The independent counsel is trying to determine whether Clinton and Lewinsky had a sexual relationship and whether the president then urged the former White House intern to lie about it.
The existence of an allegedly semen-stained dress was first reported last January soon after Starr began his Clinton-Lewinsky investigation. But the story died out after Lewinsky’s previous lawyer, William H. Ginsburg, denied its existence on national television and FBI agents failed to locate such a garment in their search of her apartment.
Investigators also are examining several taped messages from Lewinsky’s home answering machine that are said to contain the president’s voice. Although the messages are not romantic or sexually suggestive, the fact that Clinton would personally telephone a low-level employee at home could suggest an unusual personal relationship, legal sources said.
FBI laboratory officials announced last November for the first time that DNA profiles can prove with reasonable scientific certainty whether DNA evidence in a stain comes from a specific person.
The lab’s announcement of this “major breakthrough” noted that DNA molecules in cells contain the genetic “blueprint” of an individual.

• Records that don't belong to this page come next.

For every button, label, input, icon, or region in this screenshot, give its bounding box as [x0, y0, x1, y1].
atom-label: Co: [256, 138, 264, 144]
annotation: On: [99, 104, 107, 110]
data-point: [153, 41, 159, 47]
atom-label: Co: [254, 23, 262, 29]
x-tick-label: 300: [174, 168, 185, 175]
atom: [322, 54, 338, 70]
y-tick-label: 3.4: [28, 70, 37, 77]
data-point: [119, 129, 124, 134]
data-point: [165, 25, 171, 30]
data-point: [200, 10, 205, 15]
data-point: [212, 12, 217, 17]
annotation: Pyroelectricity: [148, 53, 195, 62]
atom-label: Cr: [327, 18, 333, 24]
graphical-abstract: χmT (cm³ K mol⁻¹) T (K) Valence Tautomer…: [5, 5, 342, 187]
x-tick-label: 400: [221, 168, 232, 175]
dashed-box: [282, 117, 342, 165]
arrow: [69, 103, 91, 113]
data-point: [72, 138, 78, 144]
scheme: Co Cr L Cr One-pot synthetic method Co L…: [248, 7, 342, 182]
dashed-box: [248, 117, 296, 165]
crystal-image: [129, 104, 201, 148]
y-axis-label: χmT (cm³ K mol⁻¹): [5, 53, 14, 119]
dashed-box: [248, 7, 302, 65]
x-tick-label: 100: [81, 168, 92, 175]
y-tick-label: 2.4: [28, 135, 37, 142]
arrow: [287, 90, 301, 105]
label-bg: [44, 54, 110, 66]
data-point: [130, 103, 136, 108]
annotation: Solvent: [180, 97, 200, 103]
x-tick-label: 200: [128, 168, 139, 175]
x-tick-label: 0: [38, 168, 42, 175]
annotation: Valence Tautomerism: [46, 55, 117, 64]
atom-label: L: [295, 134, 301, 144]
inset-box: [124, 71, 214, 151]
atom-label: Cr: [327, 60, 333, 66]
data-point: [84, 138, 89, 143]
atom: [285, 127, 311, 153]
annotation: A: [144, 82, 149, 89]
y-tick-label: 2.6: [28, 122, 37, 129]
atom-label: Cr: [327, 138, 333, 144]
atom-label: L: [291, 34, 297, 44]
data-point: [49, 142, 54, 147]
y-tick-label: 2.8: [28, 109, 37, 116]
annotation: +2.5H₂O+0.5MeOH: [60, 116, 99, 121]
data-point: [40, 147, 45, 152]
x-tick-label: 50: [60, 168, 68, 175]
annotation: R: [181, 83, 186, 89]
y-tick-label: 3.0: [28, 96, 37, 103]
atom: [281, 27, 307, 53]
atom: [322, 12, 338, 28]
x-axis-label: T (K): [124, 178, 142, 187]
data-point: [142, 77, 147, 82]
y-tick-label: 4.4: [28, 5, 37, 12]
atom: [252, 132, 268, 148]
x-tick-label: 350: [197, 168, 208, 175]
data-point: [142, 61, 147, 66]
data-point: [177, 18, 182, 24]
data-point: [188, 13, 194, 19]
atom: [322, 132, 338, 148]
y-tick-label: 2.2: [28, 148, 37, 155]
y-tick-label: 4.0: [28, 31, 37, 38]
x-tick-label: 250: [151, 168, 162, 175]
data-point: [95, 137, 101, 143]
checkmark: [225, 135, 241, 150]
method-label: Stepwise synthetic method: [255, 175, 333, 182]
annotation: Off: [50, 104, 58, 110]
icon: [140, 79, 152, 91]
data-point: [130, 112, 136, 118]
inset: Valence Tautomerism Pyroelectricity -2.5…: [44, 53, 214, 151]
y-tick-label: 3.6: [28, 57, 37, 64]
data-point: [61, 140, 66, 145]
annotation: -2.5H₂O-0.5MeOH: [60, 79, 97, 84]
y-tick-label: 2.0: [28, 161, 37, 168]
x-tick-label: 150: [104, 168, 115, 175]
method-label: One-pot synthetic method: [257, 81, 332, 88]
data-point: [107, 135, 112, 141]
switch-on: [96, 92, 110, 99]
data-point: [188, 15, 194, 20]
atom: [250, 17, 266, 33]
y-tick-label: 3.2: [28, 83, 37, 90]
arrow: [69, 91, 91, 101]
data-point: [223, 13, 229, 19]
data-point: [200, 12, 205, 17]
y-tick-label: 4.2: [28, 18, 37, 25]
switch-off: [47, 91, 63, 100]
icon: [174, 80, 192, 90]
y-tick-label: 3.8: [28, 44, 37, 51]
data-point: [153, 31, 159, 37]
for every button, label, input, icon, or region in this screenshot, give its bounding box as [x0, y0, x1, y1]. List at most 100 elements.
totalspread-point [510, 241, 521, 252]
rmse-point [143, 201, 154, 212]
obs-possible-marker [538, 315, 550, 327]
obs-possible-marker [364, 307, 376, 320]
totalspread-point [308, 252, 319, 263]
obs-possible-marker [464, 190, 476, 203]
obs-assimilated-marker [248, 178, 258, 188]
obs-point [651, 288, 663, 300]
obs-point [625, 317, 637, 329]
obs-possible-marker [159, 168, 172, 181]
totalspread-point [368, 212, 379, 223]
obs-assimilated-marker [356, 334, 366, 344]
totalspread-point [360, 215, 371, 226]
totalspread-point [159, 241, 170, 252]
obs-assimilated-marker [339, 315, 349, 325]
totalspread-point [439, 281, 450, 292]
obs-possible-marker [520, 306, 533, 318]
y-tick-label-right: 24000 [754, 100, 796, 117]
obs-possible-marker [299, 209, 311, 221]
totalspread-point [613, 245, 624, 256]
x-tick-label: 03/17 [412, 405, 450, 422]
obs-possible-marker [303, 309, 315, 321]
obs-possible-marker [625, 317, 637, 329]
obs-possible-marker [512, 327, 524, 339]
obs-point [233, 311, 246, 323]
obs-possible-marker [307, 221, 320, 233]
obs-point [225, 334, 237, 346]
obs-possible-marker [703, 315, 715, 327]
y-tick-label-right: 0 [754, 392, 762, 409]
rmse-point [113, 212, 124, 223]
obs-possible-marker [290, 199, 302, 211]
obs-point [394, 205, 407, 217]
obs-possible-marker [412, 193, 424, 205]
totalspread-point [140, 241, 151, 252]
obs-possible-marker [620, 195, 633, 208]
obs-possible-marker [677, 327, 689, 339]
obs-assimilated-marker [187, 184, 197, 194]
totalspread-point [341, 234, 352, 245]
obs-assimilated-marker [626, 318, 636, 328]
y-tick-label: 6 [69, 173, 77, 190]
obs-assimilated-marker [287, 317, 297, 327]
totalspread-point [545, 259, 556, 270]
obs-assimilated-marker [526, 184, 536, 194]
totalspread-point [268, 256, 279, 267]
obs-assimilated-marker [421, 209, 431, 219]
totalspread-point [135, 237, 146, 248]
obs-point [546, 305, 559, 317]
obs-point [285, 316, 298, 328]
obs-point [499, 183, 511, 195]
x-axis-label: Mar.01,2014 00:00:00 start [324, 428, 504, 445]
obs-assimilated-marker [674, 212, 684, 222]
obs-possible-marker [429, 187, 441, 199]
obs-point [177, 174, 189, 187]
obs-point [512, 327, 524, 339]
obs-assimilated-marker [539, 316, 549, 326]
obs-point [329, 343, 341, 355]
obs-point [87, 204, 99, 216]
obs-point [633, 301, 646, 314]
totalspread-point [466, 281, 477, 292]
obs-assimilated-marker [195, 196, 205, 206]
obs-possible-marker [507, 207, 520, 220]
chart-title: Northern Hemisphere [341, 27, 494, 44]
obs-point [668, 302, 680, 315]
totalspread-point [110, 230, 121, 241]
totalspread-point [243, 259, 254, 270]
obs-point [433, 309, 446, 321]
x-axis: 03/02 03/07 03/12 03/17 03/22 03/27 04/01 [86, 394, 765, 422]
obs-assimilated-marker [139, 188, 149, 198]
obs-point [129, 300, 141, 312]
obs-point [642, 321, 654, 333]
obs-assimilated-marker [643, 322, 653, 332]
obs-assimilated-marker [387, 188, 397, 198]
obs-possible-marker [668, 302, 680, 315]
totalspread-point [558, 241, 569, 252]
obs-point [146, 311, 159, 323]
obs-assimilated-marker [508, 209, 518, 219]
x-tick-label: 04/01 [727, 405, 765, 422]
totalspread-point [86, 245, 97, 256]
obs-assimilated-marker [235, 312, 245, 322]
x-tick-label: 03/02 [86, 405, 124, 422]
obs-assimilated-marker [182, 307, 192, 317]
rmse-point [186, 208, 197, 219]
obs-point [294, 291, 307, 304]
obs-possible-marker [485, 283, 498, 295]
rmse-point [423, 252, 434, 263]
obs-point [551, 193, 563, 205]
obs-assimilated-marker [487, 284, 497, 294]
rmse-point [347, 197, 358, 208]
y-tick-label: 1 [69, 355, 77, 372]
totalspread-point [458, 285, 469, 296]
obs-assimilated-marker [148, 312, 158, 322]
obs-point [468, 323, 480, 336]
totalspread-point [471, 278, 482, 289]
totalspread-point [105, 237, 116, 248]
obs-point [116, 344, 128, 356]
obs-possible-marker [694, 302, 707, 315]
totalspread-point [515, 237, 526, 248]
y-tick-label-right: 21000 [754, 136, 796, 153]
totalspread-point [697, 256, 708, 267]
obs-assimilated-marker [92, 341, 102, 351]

Unless the person has an identical twin, the DNA blueprint is considered unique.
It could not be determined if Starr’s investigators had yet asked for a DNA sample--such as skin, blood or hair--from the president, who has agreed to testify Aug. 17 in a videotaped session at the White House that will be presented to the grand jury. Targets of criminal investigations are legally compelled to provide physical evidence. Clinton is expected to provide such a sample voluntarily.
Lewinsky was questioned privately by Starr’s lawyers Thursday for a second consecutive day. She is expected to be called before the grand jury next week before Clinton’s own testimony.
Asked about the dress late Thursday, White House Press Secretary Mike McCurry told The Times: “We’re not going to comment on evidence or rumors of evidence.”
Asked if Starr had requested a sample of blood, tissue or hair from the president, McCurry said: “I don’t know.” But he added that he would “not necessarily” be informed of this.
At the U.S. Courthouse here, meanwhile, several Secret Service witnesses continued their testimony in the case.
Mike Leibig, an attorney representing some of the men, said that Starr again was using two grand juries simultaneously in an effort to speed up his six-month-long inquiry.
Times staff writers Elizabeth Shogren and Erin Trodden contributed to this story.
(BEGIN TEXT OF INFOBOX / INFOGRAPHIC)
The FBI will test a dress provided by Monica S. Lewinsky for traces of genetic material, sources familiar with the case said Thursday.
How the Testing Works
* DNA is recovered from small amounts of hair, skin, tissue, blood or other bodily fluids.
* Restriction enzymes are used to cut the DNA at specific places. The DNA pieces are placed in a gel, then sorted according to size.
* DNA pieces adhere to a nylon sheet placed on the gel.
* Radioactive colored probes are added to the nylon sheet.
* Each probe will bind to matching DNA sequences at different places on the nylon sheet, creating a “fingerprint” that looks like a bar code.